08/23/2018 News and Film
Helga Testorf
Pennsylvania artist Andrew Wyeth first met German émigré Helga Testorf in 1970, when she moved next door to his home in Chadds Ford. Wyeth first asked Testorf to pose for him in 1971. Until his death in 1985, he is said to have made forty-five paintings and over two hundred drawings of her. Such close attention to one model over so long a period of time is remarkable, if not singular, in the history of American art, according to Art Historian John Wilmerding; it offers the opportunity to see intertwined images of Helga's physical and biological changes, as well as Wyeth's artistic growth. Perhaps most remarkably, every depiction the artist made of his muse was kept secret from both of their spouses; the drawings and paintings were kept at the home of Frolic Weymouth, Wyeth's student and good friend. Their existence was not made public until 1986.
Ada Katz
When American artist Alex Katz met Ada Del Moro at a gallery opening in New York in 1957, there was no way of knowing he would go on to create more than 250 portraits of her over the course of the next 50 years. Katz was born in Brooklyn and studied at Cooper Union; Del Moro was born in the Bronx had studied biology at NYU. She received a Fulbright Scholarship after graduating, which allowed her to travel to Italy to study genetics. Upon her return to the states she settled back in New York, where she began working at the Sloan-Kettering Institute. After their chance encounter at the long since closed Tanager Gallery, the pair married in 1958, and had one son together, Vincent.
Dora Maar
Born Henriette Theodora Markovitch in 1907 in Paris, Dora Maar was an established artist in her own right before she became one of the many muses to Pablo Picasso. The daughter of an acclaimed Croatian architect, Maar enrolled at both the école des Beaux-Arts and the Académie Julian. She began taking photography classes, and soon fell in with some of the city's most prominent Surrealist circles, including photographers Henri Cartier-Bresson and Brassaï, French Cubist painter André Lhote, and painter Jacqueline Lamba. Maar's photographs were first published in the magazine Art et Métiers Graphiques in 1932, and in 1935 she was hired by Jean Renoir, the filmmaker and son of the famed Impressionist painter, as a set photographer for "Le Crime de Monsieur Lange." It was through a mutual acquaintance also working on the film that Maar first met Picasso. Their relationship would last nine years, and was as full of shared inspiration as it was fraught with conflict and abuse.
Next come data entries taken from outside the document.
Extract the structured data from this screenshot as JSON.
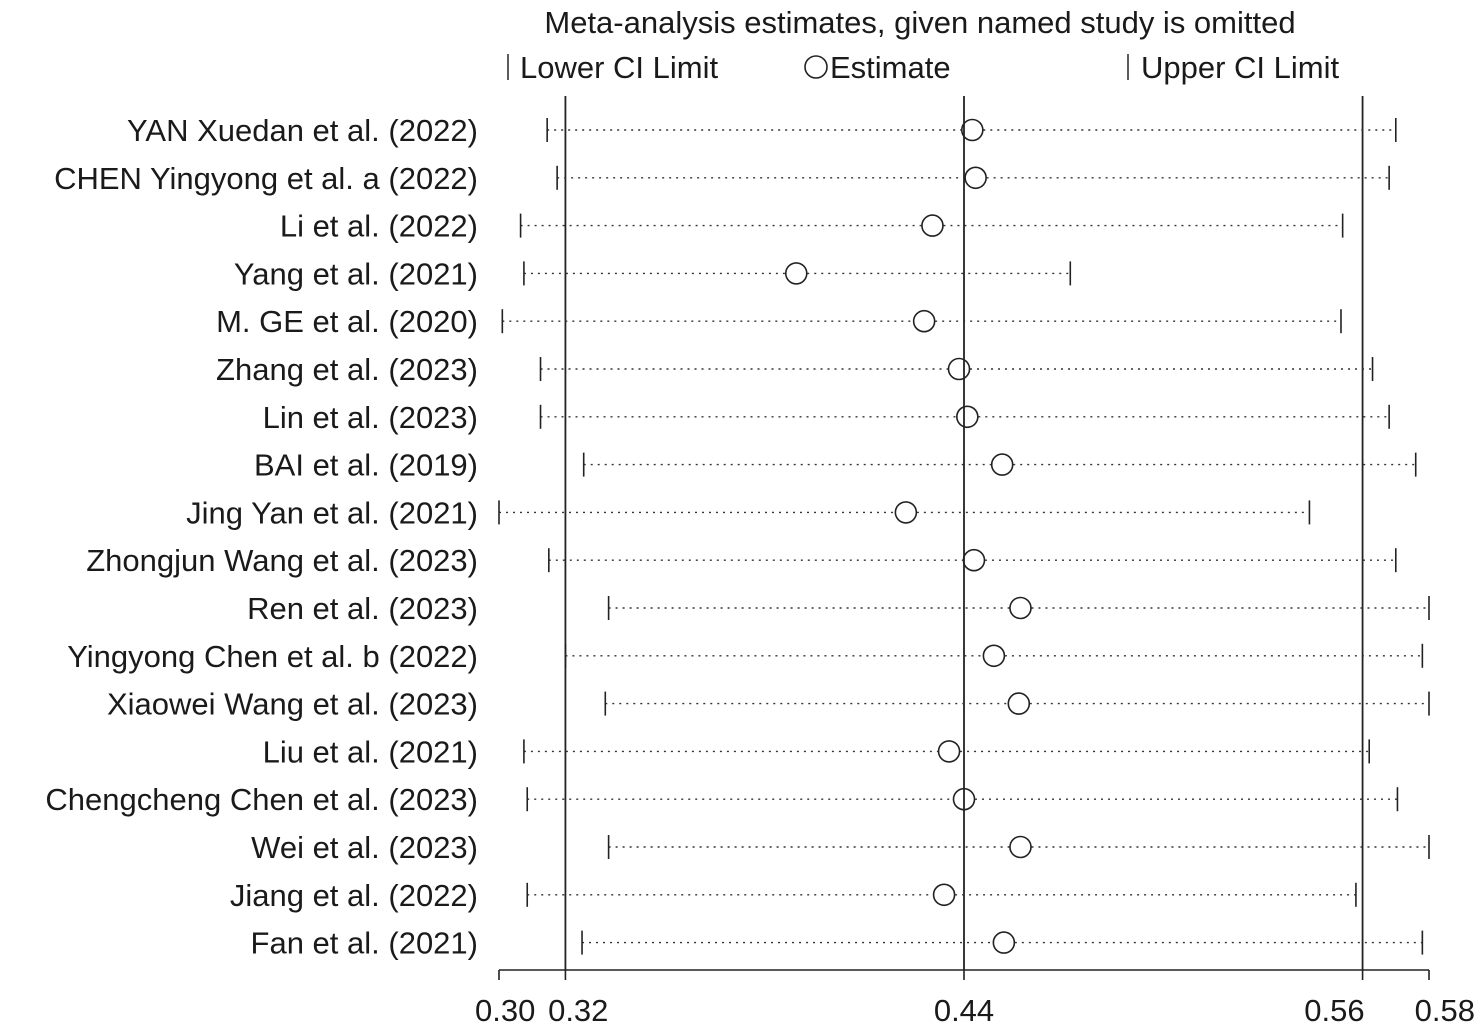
{
  "chart_data": {
    "type": "scatter",
    "title": "Meta-analysis estimates, given named study is omitted",
    "legend": {
      "lower": "Lower CI Limit",
      "estimate": "Estimate",
      "upper": "Upper CI Limit",
      "placement": "top"
    },
    "xlim": [
      0.3,
      0.58
    ],
    "reference_lines": [
      0.32,
      0.44,
      0.56
    ],
    "ticks": [
      {
        "value": 0.3,
        "label": "0.30"
      },
      {
        "value": 0.32,
        "label": "0.32"
      },
      {
        "value": 0.44,
        "label": "0.44"
      },
      {
        "value": 0.56,
        "label": "0.56"
      },
      {
        "value": 0.58,
        "label": "0.58"
      }
    ],
    "grid": false,
    "studies": [
      {
        "label": "YAN Xuedan et al. (2022)",
        "lower": 0.3145,
        "estimate": 0.4425,
        "upper": 0.57
      },
      {
        "label": "CHEN Yingyong et al. a (2022)",
        "lower": 0.3175,
        "estimate": 0.4435,
        "upper": 0.568
      },
      {
        "label": "Li et al.  (2022)",
        "lower": 0.3065,
        "estimate": 0.4305,
        "upper": 0.554
      },
      {
        "label": "Yang et al.  (2021)",
        "lower": 0.3075,
        "estimate": 0.3895,
        "upper": 0.472
      },
      {
        "label": "M. GE et al.  (2020)",
        "lower": 0.301,
        "estimate": 0.428,
        "upper": 0.5535
      },
      {
        "label": "Zhang et al.  (2023)",
        "lower": 0.3125,
        "estimate": 0.4385,
        "upper": 0.563
      },
      {
        "label": "Lin et al. (2023)",
        "lower": 0.3125,
        "estimate": 0.441,
        "upper": 0.568
      },
      {
        "label": "BAI et al. (2019)",
        "lower": 0.3255,
        "estimate": 0.4515,
        "upper": 0.576
      },
      {
        "label": "Jing Yan et al. (2021)",
        "lower": 0.3,
        "estimate": 0.4225,
        "upper": 0.544
      },
      {
        "label": "Zhongjun Wang et al. (2023)",
        "lower": 0.315,
        "estimate": 0.443,
        "upper": 0.57
      },
      {
        "label": "Ren et al.  (2023)",
        "lower": 0.333,
        "estimate": 0.457,
        "upper": 0.58
      },
      {
        "label": "Yingyong Chen et al. b (2022)",
        "lower": 0.32,
        "estimate": 0.449,
        "upper": 0.578
      },
      {
        "label": "Xiaowei Wang  et al.  (2023)",
        "lower": 0.332,
        "estimate": 0.4565,
        "upper": 0.58
      },
      {
        "label": "Liu et al. (2021)",
        "lower": 0.3075,
        "estimate": 0.4355,
        "upper": 0.562
      },
      {
        "label": "Chengcheng Chen et al. (2023)",
        "lower": 0.3085,
        "estimate": 0.44,
        "upper": 0.5705
      },
      {
        "label": "Wei et al. (2023)",
        "lower": 0.333,
        "estimate": 0.457,
        "upper": 0.58
      },
      {
        "label": "Jiang et al. (2022)",
        "lower": 0.3085,
        "estimate": 0.434,
        "upper": 0.558
      },
      {
        "label": "Fan et al. (2021)",
        "lower": 0.325,
        "estimate": 0.452,
        "upper": 0.578
      }
    ]
  }
}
Maar photographed Picasso creating his seminal work, "Guernica,"; in turn, Picasso produced countless portraits of Maar, who he called "the weeping woman."
Jacqueline Roque
Picasso left Dora Maar in 1943, when he became romantically involved with Françoise Gilot, a Cambridge and Sorbonne educated painter who was 40 years his junior. The couple had two children, and were together for a decade before the artist found yet another muse. In 1952, the 72-year-old artist first encountered Jacqueline Roque, a 27-year-old salesgirl working at the Madoura pottery studio in the South of France, where he made his ceramics. Roque was born in Paris in 1927, and had previously been married to an engineer. Captivated by her large almond-shaped eyes, classical profile and long elegant neck, Picasso created more works of art based on Jacqueline than any of his other lovers; she was his principal subject during the last two decades of his life, a period that has since been referred to as 'L'Epoque Jacqueline.' The pair married in 1961, and were together until the artist's death.